Paris, November 10, 2017 - On the occasion of the Transport Days at COP23, the Institute for Sustainable Development and International Relations (IDDRI) publishes a report on how to decarbonize the passenger transport sector. A deep reduction of the transport sector’s emissions while satisfying people’s mobility needs is possible. But this requires, beyond the deployment of low-carbon technologies, the full transformation of the transport system.

In 2014, the transport sector was responsible for 23% of total energy-related CO2 emissions (i.e. 7.5 GtCO2). Reaching the climate objective of the Paris Agreement requires decreasing significantly the transport sector’s emissions. But it has been often said that the transport sector is difficult to decarbonize. This is confirmed by the ambition pledged for the transport sector under the Nationally Determined Contributions (NDCs), which remains very limited.

IDDRI’s report analyzes national strategies for the passenger transport, reaching deep emission reductions compatible with the Paris Agreement objectives, in four countries: France, Japan, Mexico and the United Kingdom. They all achieve deep reductions of emissions per capita, between 50% and 80 % across all countries and all scenarios, reaching a range of 0.1-0.5 tCO2 per capita in 2050, down from 0.9-1.7 in 2010.

This analysis can serve to inform the 2018 Facilitative Dialogue and the preparation of future, more ambitious NDCs by 2020.

Opening the box of sectoral transformations is key for the progressive revision of NDCs and their implementation: it helps to identify concrete policies and measures and gives credibility to the emission targets

Michel Colombier, IDDRI scientific director

 

IDDRI’s report highlights five cross-cutting messages:

  • Deep decarbonization of the passenger transport sector requires strong actions on four pillars: mobility demand management, energy efficiency, decarbonization of electricity and fuels and a shift to vehicles and transport modes using these low-carbon energies.  Only consistent articulation of these synergistic pillars allows effective emission reductions.
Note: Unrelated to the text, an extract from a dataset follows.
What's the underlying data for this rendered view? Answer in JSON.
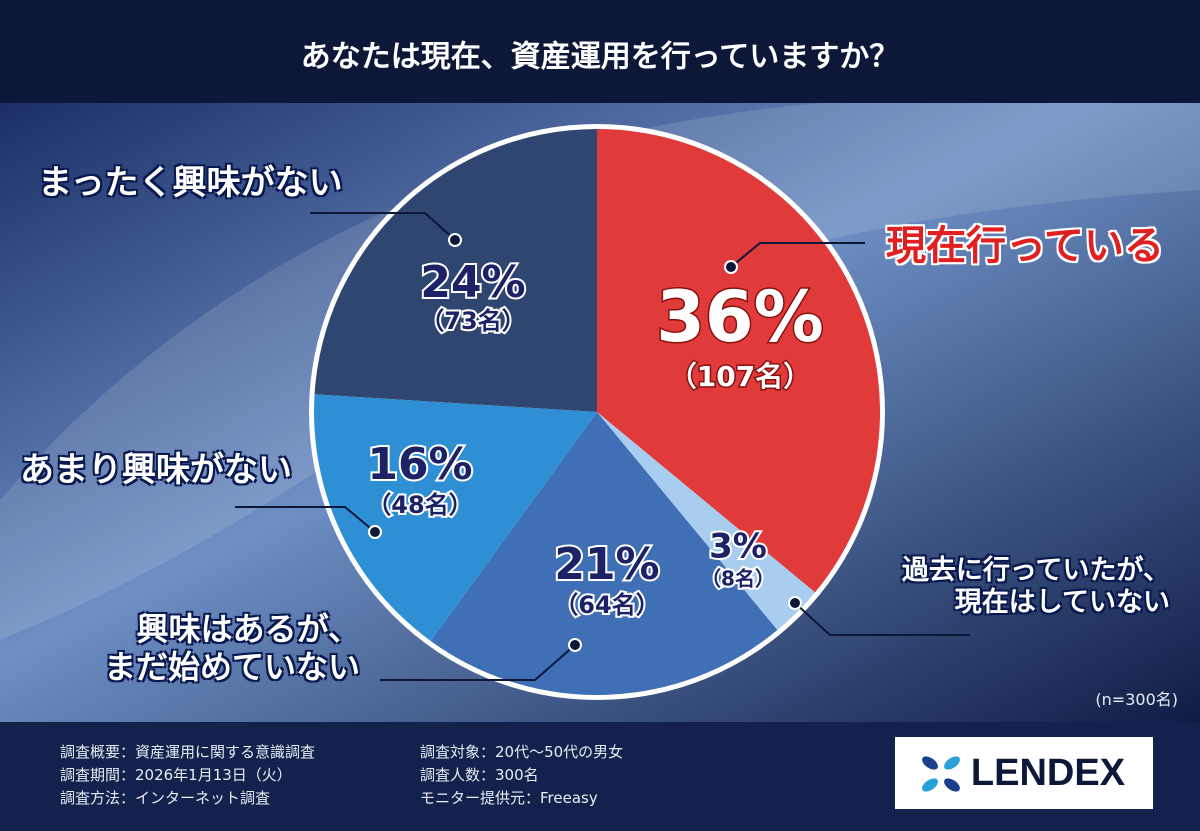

    Decarbonizing the transport sector requires a comprehensive strategy. For example, with higher energy efficiency and reduced mobility demand, deep decarbonization can be reached with a smoother deployment of electric vehicles

    Yann Briand, DDPP-Transport coordinator

     

  • Deep decarbonization can help alleviate the time and monetary burden of constrained mobility for households, but this requires addressing certain challenges.

    Reducing distance traveled through spatial reorganization, teleworking or modal shifts towards less expensive public transport and non-motorized transport support both decarbonization and the alleviation of the travel burden for households.
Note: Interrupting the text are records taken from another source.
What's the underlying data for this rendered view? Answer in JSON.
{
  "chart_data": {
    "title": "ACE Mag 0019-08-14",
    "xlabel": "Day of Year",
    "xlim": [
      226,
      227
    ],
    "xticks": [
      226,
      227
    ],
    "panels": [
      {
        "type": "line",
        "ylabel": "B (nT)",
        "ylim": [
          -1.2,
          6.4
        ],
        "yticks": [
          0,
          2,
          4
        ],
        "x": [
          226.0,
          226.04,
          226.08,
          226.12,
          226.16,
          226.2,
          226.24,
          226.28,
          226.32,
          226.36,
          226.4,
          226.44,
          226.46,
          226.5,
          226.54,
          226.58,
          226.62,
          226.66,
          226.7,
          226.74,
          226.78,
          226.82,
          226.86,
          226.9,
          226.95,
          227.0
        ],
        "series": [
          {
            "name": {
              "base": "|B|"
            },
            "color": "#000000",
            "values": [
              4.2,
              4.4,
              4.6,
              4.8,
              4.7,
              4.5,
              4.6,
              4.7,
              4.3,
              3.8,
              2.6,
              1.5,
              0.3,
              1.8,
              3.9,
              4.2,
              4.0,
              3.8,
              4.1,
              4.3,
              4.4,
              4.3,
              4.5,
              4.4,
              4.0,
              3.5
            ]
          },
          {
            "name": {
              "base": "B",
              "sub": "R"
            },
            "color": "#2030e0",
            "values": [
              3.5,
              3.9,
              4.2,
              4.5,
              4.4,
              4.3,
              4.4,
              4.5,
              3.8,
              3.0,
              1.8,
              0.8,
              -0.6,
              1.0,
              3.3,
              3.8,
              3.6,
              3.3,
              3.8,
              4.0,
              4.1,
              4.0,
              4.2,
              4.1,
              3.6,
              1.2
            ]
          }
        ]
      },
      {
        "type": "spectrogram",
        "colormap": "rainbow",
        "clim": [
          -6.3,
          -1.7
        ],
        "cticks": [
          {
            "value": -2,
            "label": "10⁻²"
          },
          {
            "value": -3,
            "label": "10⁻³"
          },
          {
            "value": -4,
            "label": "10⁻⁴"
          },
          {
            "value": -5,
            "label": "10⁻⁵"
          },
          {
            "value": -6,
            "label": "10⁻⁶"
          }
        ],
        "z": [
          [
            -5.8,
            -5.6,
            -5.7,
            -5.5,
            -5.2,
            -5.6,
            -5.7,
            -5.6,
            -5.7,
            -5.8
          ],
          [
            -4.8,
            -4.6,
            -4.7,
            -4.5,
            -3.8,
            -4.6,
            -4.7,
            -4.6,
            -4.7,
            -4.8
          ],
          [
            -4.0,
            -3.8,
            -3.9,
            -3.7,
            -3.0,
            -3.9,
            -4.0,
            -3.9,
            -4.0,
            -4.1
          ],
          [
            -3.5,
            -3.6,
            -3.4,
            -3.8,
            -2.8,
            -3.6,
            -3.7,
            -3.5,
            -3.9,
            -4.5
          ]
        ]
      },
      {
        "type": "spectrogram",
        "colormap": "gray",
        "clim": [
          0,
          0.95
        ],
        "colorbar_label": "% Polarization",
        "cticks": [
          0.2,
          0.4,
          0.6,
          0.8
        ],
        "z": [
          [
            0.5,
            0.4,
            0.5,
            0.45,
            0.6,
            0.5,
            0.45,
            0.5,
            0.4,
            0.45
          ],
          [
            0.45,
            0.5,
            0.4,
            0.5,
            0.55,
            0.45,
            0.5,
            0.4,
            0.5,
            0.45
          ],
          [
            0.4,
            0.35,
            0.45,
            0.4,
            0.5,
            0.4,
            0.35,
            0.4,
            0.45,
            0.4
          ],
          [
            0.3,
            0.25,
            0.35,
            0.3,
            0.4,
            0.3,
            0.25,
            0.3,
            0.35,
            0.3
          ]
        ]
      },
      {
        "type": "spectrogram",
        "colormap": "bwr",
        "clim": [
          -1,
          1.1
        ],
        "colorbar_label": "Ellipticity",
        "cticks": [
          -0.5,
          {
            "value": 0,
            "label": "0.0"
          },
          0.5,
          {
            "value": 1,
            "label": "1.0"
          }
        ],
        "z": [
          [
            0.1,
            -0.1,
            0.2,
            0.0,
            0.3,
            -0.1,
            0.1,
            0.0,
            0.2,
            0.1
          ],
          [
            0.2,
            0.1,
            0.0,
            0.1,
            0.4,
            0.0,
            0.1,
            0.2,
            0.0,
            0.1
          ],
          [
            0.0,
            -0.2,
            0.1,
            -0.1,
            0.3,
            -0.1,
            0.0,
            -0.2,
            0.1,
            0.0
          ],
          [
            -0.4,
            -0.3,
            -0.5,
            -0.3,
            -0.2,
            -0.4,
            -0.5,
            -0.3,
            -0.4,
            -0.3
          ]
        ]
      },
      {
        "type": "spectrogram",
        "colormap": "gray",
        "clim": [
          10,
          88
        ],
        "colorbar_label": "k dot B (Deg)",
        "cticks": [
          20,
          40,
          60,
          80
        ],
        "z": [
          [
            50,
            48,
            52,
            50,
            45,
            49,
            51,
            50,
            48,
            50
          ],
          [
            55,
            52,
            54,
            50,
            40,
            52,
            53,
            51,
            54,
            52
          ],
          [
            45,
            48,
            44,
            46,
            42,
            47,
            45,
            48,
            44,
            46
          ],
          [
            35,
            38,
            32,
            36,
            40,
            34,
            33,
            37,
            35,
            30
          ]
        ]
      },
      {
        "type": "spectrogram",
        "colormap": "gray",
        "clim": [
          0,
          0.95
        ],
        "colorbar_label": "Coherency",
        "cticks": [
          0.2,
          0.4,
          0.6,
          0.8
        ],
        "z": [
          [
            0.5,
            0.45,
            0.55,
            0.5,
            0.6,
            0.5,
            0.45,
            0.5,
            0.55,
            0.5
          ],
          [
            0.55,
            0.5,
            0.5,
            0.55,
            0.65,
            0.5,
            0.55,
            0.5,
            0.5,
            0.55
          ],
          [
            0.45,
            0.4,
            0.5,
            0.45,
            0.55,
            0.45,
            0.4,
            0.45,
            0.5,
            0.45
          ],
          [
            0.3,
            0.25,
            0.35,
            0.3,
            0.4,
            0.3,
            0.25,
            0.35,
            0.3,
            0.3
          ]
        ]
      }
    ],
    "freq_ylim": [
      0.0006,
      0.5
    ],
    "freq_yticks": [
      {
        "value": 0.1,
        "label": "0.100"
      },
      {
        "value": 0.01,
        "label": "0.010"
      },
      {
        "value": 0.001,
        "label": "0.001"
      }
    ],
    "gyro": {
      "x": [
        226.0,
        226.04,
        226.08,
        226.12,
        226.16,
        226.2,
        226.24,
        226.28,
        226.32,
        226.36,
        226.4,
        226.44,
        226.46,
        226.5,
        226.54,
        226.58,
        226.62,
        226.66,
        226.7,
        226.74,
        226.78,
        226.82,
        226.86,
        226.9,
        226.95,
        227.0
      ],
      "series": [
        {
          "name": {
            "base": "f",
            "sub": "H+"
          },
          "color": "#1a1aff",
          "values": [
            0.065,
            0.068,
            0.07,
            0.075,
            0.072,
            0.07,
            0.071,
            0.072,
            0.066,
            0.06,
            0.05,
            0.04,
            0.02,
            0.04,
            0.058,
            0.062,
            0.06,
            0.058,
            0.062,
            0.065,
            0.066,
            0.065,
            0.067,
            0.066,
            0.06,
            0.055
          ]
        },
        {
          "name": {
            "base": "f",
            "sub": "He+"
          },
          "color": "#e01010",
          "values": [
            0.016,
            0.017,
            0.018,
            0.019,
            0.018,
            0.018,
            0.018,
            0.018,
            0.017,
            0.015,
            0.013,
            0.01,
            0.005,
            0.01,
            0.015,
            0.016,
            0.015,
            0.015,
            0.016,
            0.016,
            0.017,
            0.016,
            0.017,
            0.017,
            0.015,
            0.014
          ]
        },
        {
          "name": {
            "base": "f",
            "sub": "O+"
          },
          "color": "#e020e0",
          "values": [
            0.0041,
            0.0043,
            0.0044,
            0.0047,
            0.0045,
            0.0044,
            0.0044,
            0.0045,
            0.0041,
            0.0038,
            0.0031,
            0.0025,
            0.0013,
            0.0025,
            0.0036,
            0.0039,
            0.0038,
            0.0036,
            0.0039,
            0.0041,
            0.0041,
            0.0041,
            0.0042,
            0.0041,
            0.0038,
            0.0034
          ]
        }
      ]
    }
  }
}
    The positive effect of decarbonization strategies on budgets in 2050 should not hide the transition challenges in the next decade, especially for the most vulnerable. Addressing these challenges requires forward-looking policies on infrastructure and clear economic signals

    Henri Waisman, Deep Decarbonization Pathways Project (DDPP) director

     

  • Deep decarbonization can be compatible with satisfying mobility needs

    In developing countries, it is possible to decarbonize the transport sector while ensuring a significant increase of mobility for the categories of population currently with lowest mobility rates. In industrialized countries, the challenge lies in the capacity to control the trend of continuous mobility increase, triggered by factors like urban sprawl and the organization of transport in cities. More compact cities and the development of remote conferencing and working are key to trigger a reduction of the average distance per capita.

     

  • Deep decarbonization should combine context-specific actions, adapted to the different countries, mobility needs and travel distances.

    The determinants of mobility are fundamentally different in metropolitan areas and non-metropolitan areas. In metropolitan areas, given higher density of populations, modal shift towards public transport and non-motorized modes for short distances plays a key role in decarbonization On the other hand, non-metropolitan transport will continue to rely on private modes, making the deployment of low-carbon options essential.

     

  • Deep decarbonization should consider an early ramp-up of low-carbon technologies in the next decade, consistent with the high shares required by 2050.

    Staying within 2°C requires a dominant share of low-carbon vehicles by 2030. This requires a massive rollout starting now to scale research, development and innovation funding, increase incentives for quicker deployment of alternative vehicles, and plan the necessary infrastructure.

     

The DDPP-T project

The DDPP-T, coordinated by IDDRI, is a sectoral companion project of the Deep Decarbonization Pathways Project (DDPP), which investigated low-emission trajectories for the energy sector. It gathers in-country research teams, working independently of their governments, which are responsible for the development of their country study. Research partners are: UCL Energy Institute (UK); CIRED, EDF R&D and IDDRI (France); Tempus Analitica (Mexico); NIES, Mizuho and IGES (Japan). The project will continue in 2018 to include the freight transport sector and cover more countries.